In the course of further research it was foundthat in these loci nucleotide sequences are located that prevent protein particles from attaching to the DNA molecules. Such sites contain regulatory genes: promoters, echancers, activators. Compaction of chromatin in them is high, and the length of these areas on average is about 300 nm. There is a biochemical method for the determination of open chromatin in isolated nuclei using the DNA-ase enzyme. It very quickly cleaves chromosome loci lacking histone proteins. Chromatin in these areas has been identified as oversensitive.
Complexes, including DNA, RNA and protein,called chromatin, participate in the ontogeny of cells and change their composition depending on the type of tissue, as well as on the stage of development of the organism as a whole. For example, in the epithelial cells of the skin, such genes as echancer and promoter are blocked by repressor proteins, and the same regulatory genes in the secretory cells of the intestinal epithelium are active and are located in the open chromatin zone. Genetic scientists have found that more than 95% of the entire human genome accounts for DNA that does not encode proteins.
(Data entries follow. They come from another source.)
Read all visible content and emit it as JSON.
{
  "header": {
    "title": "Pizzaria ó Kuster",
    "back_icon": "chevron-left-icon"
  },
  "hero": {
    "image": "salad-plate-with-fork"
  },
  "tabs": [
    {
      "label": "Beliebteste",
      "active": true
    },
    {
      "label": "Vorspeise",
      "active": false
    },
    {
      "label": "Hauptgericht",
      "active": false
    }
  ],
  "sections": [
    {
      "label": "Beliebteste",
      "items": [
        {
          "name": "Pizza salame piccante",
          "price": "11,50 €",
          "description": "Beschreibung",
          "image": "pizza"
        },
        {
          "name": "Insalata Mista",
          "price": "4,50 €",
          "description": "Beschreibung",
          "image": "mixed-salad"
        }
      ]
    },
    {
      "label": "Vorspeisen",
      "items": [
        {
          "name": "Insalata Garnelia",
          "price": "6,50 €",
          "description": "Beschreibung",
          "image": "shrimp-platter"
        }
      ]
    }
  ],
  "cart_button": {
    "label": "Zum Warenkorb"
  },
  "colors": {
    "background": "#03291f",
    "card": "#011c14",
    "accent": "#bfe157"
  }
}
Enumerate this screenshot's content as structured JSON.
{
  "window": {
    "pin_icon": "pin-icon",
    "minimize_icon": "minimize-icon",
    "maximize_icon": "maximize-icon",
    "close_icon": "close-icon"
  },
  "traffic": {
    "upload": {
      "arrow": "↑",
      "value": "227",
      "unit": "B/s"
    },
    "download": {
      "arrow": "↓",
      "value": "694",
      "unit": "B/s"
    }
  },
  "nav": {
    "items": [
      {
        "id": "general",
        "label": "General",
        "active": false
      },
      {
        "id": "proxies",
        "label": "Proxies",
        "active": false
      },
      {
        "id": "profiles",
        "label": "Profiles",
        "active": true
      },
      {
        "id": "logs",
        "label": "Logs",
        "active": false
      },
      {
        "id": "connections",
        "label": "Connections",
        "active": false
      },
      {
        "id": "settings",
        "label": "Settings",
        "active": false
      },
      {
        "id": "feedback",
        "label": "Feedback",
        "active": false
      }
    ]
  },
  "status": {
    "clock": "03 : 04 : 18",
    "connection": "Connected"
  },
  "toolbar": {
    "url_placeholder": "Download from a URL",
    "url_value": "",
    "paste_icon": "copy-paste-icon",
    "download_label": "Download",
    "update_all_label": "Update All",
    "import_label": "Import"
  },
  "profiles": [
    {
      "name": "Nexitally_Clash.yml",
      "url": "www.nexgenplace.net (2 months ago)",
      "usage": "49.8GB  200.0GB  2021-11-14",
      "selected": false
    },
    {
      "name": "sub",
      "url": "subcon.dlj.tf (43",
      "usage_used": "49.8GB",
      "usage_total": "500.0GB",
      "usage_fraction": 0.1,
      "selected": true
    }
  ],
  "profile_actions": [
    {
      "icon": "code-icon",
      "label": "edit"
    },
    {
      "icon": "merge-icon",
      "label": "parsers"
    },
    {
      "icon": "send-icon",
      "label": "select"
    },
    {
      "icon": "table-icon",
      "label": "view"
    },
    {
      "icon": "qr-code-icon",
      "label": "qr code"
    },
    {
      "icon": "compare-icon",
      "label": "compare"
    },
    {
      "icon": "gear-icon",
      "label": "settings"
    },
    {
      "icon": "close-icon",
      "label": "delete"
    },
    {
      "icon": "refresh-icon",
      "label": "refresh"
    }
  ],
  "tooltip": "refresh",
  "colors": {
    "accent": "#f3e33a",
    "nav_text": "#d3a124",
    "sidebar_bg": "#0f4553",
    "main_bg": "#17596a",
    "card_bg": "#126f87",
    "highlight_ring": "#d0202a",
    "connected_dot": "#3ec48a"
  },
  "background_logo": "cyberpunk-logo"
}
This means that there are much more gene control than those responsible for peptide synthesis. The introduction of methods such as DNA chips and sequencing made it possible to find out what chromatin is and, as a result, to map the human genome.
Chromatin studies are very important in suchbranches of science, like human genetics and medical genetics. This is due to the sharply increased incidence of hereditary diseases, both gene and chromosomal. Early detection of these syndromes increases the percentage of positive prognoses for their treatment.